Let $A \in \mathbb R^{5 \times 5}$. Prove that $$A^{4} + I \neq O$$

I understand that I have to start from $A^{4}+I= 0$ and come up with a contradiction. Is it the Cayley Hamilton I have to use?

Answer 1

No, you need not to use Cayley–Hamilton theorem. Note that $-I_5=A^4$ implies that $$(-1)^5=\det(-I_5)=\det(A^4) = \det(A)^4.$$ Now use the fact that $A$ has real coefficients. Can you take it from here?

Answer 2

Since $5$ is odd, $A$ has some real eigenvalue $\lambda$. Therefore $\lambda^4+1$ is an eigenvalue of $A^4+\operatorname{Id}$. Since $\lambda^4+1\neq0$, $A^4+\operatorname{Id}\neq0$.

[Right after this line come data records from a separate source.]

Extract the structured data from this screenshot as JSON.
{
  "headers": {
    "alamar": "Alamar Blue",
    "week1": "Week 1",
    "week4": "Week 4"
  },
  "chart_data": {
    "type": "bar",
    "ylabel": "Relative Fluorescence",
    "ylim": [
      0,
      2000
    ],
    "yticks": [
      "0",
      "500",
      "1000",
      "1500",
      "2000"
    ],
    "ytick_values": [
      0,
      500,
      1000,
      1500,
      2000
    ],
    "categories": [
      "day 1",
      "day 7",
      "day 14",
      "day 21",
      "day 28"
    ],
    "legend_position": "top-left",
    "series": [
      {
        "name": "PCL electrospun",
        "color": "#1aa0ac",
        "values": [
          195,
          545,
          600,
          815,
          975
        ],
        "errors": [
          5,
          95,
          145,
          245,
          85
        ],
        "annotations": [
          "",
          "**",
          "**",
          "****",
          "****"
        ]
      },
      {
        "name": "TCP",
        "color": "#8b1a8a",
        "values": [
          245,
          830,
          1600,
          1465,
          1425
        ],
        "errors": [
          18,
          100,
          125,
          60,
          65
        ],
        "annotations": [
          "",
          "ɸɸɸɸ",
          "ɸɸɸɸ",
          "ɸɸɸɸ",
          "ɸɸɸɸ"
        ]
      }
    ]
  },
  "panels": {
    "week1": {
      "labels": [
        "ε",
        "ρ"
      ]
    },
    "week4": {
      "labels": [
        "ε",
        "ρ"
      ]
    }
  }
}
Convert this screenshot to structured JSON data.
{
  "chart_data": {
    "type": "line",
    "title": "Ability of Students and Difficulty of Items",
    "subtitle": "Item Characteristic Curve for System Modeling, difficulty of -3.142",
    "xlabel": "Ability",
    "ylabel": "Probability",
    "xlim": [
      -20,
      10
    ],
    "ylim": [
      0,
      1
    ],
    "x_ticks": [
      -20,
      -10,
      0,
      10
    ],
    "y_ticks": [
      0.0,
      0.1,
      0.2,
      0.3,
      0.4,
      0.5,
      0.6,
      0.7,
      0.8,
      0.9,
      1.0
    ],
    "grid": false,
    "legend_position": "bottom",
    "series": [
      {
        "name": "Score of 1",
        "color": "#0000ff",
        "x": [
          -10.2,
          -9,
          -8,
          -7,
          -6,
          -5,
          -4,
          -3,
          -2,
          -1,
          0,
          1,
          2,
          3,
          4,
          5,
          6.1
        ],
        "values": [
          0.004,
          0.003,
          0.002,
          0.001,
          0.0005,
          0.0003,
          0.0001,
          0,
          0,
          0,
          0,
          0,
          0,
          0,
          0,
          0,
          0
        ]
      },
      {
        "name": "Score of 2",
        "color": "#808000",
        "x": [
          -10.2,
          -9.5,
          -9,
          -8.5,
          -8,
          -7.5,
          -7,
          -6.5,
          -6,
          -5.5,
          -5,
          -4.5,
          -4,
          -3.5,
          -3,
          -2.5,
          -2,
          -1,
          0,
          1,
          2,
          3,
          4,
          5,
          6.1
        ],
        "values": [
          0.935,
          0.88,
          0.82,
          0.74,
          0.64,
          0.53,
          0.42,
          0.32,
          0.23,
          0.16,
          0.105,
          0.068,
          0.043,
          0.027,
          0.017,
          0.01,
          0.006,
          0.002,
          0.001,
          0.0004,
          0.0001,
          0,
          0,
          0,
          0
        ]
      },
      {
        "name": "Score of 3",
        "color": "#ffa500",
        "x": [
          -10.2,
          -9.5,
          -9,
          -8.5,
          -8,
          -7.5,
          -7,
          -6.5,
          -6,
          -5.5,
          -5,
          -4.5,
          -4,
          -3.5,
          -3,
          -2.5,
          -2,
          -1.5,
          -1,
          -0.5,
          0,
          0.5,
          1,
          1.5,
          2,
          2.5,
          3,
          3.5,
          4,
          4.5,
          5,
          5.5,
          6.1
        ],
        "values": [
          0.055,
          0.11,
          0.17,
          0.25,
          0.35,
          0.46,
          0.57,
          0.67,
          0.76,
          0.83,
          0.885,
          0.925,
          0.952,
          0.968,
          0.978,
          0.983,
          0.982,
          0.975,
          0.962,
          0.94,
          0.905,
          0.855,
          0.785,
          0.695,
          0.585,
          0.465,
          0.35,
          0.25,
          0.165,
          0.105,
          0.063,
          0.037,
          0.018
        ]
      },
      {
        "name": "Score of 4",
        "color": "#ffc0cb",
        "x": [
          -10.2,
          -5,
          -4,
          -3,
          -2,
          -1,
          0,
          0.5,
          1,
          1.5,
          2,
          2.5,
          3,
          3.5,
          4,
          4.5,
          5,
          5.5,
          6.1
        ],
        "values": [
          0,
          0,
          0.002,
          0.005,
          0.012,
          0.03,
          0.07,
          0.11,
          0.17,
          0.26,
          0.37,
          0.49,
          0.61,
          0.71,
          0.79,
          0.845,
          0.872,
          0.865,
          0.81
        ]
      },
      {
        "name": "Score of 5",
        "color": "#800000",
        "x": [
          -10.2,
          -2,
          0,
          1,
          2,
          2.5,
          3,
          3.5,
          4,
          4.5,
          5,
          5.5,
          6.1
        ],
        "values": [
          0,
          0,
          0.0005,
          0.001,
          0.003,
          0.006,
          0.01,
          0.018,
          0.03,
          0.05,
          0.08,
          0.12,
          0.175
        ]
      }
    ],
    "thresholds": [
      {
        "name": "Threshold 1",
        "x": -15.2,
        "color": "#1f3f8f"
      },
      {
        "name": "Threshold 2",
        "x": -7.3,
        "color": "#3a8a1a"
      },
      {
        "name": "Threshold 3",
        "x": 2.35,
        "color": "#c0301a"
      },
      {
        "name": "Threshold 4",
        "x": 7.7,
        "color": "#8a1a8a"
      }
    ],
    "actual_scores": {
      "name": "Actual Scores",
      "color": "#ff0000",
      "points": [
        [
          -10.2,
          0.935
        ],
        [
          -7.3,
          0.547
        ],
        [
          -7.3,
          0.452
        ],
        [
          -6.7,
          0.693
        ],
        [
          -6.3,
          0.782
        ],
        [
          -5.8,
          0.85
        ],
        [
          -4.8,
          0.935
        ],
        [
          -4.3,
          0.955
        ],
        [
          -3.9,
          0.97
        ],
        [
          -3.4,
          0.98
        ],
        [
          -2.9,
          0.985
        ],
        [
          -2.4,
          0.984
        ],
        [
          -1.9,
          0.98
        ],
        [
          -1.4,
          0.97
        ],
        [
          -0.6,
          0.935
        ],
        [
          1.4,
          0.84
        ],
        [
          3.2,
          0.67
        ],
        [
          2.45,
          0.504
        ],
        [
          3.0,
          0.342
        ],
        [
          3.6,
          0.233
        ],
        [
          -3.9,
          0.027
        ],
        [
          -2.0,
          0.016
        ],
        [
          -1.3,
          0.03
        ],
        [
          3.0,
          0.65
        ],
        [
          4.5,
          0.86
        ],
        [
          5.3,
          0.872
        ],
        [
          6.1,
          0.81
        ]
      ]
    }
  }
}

So, no, you don't need Cayley-Hamilton.

Answer 3

Since it is real it characteristic polynomial has at least one real egienvalue since it dgree is odd. But if $t$ is it egienvalue, then $$Av = tv\implies A^4v = -v =t^4v$$

So we have $t^4+1=0$ which is not true for real values.

Answer 4

Since eigenvalues are zeros of a real polynomial the complex ones occur in conjugate pairs. Hence in a $5 \times 5$ real matrix there must be at least one real eigenvalue. If $\lambda$ is real, $x \neq 0$ and $Ax =\lambda x$ then $A^{4}x =(\lambda )^{4}x$. So $A^{4}=-I$ would lead to a contradiction, right?.